到第二日清晨,二人醒來后,邵水生望著渾身赤裸,美艷無比的司馬瑾兒一件件穿好衣裙,又恢復那高貴典雅的清麗模樣,不知怎的又硬了起來。
或許是男人的自尊心,終於得到了無與倫比的滿足。
經過一夜纏綿,與司馬瑾兒終於發生最親密肉體關係的邵水生,自卑的性格終大有改變。
他竟軟磨硬泡地哀求要再跟司馬瑾兒做多一回,司馬瑾兒稍一心軟,又被其重新抱上床脫了個精光,狠狠地插了一回。
這一回,他直接將司馬瑾兒肏得雙腳都發軟。
待聽到心愛的瑾兒姐姐,在他身下嬌喘連連地求饒,邵水生感到非常自豪。
她動人胴體實在讓他迷戀不已,他雙手扶著她的纖腰,狠狠地用自己的肉棒插著他的瑾兒姐姐,最後又再度在她的花穴里狠狠地射了精,這才喘息著從她身上下來。
兩人在床上溫存了一會,隨後穿好衣物。
不多時,大護法與雪姬便出現,邵水生這才在司馬瑾兒的意思下,戀戀不捨地隨二人離開。
這兩日,沂王會在王府里跟九洲國各大門派領袖商議要事,暫時不會有時間與她交歡,因此沂王身旁的惡侍女小春會不定時來玉滿樓監視,司馬瑾兒絕不能讓她對邵水生起懷疑。

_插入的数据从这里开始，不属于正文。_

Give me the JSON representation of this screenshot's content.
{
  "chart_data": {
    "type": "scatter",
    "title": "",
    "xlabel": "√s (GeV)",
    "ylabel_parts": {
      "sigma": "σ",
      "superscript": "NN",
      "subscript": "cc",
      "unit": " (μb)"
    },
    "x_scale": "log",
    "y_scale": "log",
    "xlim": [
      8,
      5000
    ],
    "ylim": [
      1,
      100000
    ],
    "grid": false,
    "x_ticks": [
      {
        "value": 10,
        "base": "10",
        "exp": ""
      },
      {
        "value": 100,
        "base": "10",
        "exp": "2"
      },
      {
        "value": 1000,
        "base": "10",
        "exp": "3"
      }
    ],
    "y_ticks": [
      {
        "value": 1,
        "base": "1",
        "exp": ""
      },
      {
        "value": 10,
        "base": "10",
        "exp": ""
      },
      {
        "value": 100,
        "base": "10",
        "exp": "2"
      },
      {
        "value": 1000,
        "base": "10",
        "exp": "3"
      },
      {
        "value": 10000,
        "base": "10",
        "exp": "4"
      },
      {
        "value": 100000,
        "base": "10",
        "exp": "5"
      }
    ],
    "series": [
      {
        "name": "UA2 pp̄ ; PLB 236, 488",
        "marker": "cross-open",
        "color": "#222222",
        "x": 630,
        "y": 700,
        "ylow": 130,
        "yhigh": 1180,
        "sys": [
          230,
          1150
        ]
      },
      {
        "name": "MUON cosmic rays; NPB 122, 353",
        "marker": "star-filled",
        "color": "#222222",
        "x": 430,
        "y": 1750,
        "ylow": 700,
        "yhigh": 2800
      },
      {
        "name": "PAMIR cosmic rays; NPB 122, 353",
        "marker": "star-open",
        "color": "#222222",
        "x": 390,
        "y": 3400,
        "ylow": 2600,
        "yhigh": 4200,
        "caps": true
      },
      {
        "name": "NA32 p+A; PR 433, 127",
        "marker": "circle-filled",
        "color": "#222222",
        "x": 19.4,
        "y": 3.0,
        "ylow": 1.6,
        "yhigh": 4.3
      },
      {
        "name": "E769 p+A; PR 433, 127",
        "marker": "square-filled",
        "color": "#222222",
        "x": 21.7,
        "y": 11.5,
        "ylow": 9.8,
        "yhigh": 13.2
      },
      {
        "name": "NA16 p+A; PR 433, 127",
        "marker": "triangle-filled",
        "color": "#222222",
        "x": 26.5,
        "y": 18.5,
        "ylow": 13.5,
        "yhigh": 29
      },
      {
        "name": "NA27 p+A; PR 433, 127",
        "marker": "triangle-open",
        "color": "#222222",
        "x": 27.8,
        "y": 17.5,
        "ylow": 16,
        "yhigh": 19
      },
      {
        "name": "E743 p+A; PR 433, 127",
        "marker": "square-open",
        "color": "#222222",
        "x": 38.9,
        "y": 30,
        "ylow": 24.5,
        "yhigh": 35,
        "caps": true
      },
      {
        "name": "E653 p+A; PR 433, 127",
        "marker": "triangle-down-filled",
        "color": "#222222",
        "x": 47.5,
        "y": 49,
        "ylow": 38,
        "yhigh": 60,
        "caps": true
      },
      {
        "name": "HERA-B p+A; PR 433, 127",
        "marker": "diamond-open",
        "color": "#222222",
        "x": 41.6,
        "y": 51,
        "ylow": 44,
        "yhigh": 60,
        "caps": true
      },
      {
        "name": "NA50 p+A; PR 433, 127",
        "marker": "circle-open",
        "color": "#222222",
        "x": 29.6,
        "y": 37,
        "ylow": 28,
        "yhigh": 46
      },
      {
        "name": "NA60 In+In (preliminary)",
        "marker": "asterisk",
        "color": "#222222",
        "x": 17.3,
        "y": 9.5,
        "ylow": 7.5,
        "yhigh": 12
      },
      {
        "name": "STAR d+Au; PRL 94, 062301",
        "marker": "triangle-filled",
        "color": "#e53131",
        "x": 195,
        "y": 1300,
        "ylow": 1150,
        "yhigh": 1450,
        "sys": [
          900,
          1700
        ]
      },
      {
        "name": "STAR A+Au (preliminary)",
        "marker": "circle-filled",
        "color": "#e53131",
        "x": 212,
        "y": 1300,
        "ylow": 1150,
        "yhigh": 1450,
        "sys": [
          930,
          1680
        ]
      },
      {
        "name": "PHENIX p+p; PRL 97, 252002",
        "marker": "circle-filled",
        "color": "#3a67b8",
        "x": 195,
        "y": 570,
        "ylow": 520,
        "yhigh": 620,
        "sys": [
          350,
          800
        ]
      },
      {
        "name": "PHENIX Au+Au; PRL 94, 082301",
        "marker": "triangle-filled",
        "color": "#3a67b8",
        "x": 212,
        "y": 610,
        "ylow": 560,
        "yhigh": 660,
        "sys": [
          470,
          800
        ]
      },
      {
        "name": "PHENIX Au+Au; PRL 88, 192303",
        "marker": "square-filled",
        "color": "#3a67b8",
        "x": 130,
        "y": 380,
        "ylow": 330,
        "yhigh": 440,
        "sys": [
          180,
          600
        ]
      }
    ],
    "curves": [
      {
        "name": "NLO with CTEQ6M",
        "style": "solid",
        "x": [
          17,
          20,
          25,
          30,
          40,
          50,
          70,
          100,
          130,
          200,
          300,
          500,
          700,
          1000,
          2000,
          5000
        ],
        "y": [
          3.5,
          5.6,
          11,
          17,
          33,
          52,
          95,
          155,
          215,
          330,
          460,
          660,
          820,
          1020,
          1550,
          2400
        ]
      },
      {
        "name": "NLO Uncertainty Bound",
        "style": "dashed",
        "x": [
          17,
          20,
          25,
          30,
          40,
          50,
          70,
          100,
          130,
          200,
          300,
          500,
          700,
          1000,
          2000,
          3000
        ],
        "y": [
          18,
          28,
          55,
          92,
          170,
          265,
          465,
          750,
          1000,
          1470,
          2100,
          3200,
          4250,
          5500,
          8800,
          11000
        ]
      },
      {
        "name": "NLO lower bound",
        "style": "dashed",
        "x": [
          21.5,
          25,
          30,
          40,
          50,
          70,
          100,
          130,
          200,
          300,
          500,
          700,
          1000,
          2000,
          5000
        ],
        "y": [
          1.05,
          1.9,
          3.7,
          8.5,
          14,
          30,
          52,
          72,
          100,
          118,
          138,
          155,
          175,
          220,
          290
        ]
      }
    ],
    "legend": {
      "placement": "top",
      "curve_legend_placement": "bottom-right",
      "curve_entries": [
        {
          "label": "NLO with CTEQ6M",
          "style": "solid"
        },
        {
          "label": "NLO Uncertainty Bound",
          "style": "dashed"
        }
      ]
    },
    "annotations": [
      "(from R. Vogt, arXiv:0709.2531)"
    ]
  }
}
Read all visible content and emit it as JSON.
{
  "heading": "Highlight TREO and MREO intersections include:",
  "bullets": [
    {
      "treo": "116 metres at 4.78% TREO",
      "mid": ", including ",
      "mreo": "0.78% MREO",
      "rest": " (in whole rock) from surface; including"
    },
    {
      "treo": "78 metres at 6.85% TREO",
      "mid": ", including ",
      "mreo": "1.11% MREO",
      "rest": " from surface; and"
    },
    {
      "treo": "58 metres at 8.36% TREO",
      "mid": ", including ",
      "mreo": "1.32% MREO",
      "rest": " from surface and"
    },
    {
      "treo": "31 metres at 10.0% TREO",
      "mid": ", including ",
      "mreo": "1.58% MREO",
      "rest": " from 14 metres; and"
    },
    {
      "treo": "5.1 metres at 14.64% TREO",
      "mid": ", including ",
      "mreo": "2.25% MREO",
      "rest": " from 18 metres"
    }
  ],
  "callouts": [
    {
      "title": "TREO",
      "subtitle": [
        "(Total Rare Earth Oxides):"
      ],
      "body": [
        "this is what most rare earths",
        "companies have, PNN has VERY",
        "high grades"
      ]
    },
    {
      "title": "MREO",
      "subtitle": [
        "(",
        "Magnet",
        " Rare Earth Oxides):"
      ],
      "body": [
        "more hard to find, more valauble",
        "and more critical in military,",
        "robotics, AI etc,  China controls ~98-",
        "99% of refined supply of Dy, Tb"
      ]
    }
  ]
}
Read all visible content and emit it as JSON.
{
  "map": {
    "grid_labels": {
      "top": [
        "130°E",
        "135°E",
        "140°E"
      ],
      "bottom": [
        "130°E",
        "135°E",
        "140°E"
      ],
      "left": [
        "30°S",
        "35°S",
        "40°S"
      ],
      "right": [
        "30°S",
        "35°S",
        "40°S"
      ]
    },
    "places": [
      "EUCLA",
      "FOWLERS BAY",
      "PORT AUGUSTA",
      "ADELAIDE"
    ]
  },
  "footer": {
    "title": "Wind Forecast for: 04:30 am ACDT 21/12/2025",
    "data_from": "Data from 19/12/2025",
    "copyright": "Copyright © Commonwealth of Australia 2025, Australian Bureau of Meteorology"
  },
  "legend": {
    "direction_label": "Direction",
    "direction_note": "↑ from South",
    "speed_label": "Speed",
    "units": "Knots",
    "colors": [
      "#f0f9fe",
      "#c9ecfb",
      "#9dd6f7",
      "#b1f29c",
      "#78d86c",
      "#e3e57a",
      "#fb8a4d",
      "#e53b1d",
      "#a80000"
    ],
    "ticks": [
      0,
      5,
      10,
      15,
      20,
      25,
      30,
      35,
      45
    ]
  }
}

記住地阯發布頁 發郵件到 diyibanzhu@記住地阯發布頁 發郵件到 第一版主(全拼)@記住地阯發布頁 發郵件到 DìYīBǎnZHǔ @ GMAIL.COM哋址發咘頁/迴家鍀潞 ⒋Ш⒋Ш⒋Ш.C0m哋址發咘頁/迴家鍀潞 ⒋ω⒋ω⒋ω.Cоm哋址發咘頁/迴家鍀潞 ⒋ш⒋ш⒋ш.Cоm哋阯發咘頁 ⒋ω⒋ω⒋ω.CоM 小春乃武宗石保騰一手培養出來的頂級殺手,對沂王忠心耿耿,她來到司馬瑾兒身邊只有一個任務,就是阻止任何男人親近司馬瑾兒,最為主要的對象便是司馬瑾兒的未婚夫林子軒。
沂王已將她視為禁臠,絕不容任何人染指她,哪怕是她的未婚夫也一樣。
若林子軒出現,惡侍女小春會不擇一切手段地阻撓他與司馬瑾兒親熱。
連林子軒都如此,其他人更不用說,因此司馬瑾兒接下來與邵水生的行房過程,均須在沂王的監視視線外暗中進行,絕不能讓小春看出她與邵水生之間的關係。
經過徹夜的歡愛,邵水生在她體內射入了大量精液,為了儘快受孕,司馬瑾兒只是用絲巾擦拭一番,不敢像平時般與男人歡愛后便用溫水沐浴身子,深怕水溫會將脆弱的精子殺死。
自土三歲初潮時起,司馬瑾兒的月事便一直不準,延後土天八天是常有之事,有時甚至過了大半個月,月事才姍姍來遲。
如雪姬所說的女子每月必有一日的氤氳之候,對月事準時的女子自是很容易計算,在司馬瑾兒身上卻是極難,因此她只能在接下來的日子裡,儘可能多地讓邵水在她體內注入陽精。